One of the big changes I’ve observed in returning to this subject is that ideas that were then radical theses emerging from postgraduate studies have now become part of the mainstream. Malcolm Barber’s The Crusader States (Yale, 2014) reveals that the population of Palestine in 1099 included a substantial Christian minority – possibly more than 40%, albeit divided between different and often hostile traditions. There was no such thing as a typical Crusader army, but Steven Tibble’s superb and very readable The Crusader Armies: 1099-1187 (Yale, 2018) makes the point that field forces in the 12th century were far from the popular image of sunburned Europeans blundering about in the Levant. They would usually include the military orders, visiting knights from Europe, Armenians, local Christians and mercenaries from both the Christian and Muslim communities. (Sir Walter Scott wasn’t wrong to give de Bois-Guilbert ‘Saracen’ soldiers in his employ.) Also, they were at the forefront of military techniques of the time, in weapons and tactics and in fortification. On the recent KT pilgrimage, we visited Belvoir in Galilee, extensively re-built by the Hospitallers in the 1170s and the inspiration for Edward I’s castles in Britain.
The second century of the Latin Kingdom (1187–1291) was very different from the first, in that the Christians were seldom able to muster a large enough army to challenge their enemies in the field – and when they did, they soon wished they hadn’t.

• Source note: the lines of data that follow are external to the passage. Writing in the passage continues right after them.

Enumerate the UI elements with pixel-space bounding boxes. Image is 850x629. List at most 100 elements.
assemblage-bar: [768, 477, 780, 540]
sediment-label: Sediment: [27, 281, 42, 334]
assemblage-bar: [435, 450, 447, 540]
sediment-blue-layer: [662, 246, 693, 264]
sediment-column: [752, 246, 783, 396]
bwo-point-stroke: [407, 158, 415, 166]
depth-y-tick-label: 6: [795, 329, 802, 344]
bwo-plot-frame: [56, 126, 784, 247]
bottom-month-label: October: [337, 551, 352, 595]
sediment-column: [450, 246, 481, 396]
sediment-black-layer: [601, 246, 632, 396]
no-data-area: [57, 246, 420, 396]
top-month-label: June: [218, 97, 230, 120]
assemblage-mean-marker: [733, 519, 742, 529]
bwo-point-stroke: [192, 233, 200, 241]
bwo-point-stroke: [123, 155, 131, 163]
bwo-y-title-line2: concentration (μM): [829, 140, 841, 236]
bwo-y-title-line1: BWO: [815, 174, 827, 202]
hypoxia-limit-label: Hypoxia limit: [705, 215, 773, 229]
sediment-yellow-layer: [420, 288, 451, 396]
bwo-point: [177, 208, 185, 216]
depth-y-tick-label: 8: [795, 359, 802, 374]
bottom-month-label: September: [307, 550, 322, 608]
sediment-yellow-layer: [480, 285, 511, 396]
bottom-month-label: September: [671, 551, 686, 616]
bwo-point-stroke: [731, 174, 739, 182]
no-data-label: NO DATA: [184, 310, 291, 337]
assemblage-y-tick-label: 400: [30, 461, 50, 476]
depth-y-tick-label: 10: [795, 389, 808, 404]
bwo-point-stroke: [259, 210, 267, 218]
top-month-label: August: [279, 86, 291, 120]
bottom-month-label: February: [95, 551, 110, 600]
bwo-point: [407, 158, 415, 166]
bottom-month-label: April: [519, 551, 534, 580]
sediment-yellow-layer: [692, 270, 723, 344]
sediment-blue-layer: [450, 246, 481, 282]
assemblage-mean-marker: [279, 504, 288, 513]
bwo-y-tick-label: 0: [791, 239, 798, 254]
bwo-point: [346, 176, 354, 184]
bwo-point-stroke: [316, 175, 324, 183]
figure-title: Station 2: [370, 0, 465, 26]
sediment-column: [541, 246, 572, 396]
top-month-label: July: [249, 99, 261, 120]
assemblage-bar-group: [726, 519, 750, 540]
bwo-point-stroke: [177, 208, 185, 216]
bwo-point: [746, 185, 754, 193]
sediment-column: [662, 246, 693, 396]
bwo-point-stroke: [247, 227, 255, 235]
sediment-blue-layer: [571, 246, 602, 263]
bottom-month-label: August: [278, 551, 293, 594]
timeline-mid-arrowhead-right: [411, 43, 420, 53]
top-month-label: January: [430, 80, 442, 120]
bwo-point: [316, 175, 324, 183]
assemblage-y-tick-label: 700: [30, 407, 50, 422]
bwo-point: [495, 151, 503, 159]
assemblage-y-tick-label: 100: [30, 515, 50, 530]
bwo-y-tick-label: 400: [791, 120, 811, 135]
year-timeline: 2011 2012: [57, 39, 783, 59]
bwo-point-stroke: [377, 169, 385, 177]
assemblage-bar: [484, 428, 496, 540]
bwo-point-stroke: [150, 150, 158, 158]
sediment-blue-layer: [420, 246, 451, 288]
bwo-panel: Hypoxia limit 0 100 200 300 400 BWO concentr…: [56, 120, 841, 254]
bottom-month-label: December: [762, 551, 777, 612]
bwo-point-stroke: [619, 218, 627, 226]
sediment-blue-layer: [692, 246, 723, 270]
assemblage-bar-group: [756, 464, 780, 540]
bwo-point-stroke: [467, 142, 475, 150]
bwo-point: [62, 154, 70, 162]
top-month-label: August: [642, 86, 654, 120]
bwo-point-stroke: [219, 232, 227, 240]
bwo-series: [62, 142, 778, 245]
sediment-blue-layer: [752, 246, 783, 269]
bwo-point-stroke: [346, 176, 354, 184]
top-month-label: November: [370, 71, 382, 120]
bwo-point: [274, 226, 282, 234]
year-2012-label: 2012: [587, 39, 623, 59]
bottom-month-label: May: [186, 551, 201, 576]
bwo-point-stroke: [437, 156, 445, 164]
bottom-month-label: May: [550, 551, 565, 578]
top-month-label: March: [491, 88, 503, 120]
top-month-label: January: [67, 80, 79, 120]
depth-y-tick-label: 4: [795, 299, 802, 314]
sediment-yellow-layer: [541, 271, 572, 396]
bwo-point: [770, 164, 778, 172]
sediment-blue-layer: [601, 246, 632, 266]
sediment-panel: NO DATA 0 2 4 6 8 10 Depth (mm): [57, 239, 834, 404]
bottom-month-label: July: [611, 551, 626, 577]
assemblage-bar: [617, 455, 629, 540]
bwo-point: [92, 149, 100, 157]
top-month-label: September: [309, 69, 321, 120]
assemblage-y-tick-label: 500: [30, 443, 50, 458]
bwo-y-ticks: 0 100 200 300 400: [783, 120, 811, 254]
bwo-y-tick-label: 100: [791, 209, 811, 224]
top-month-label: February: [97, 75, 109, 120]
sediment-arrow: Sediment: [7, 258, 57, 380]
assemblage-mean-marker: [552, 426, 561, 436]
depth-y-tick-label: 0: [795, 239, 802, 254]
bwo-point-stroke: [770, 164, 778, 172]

Christopher Marshall has a very readable account in Warfare in the Latin East 1192-1291 (Cambridge University Press 2008). He gives the lie to the common view that the Latin Kingdom of Outremer was doomed to extinction after the catastrophic battle of Hattin in 1187.
It wouldn’t be right to conclude this without mentioning the great three-volume history published by Sir Steven Runciman in the 1950s and still available in Penguin paperback. However, for all the verve of the narrative, I wouldn’t recommend it: Runciman’s heart belonged to Greece and the Byzantine Empire. He could never forgive the Crusaders for storming Constantinople and his hugely influential narrative paints the Crusaders as mere barbarian invaders. In my view, nobody had a monopoly of virtue in the Middle East, then or now.
If Runciman’s view gives the Greek perspective, what of the primary opposition? The various Arab states famously spent as much time fighting one another as the Crusaders. Routledge publish a useful compilation of Arab sources edited by Francesco Gabrieli, Arab Historians of the Crusades.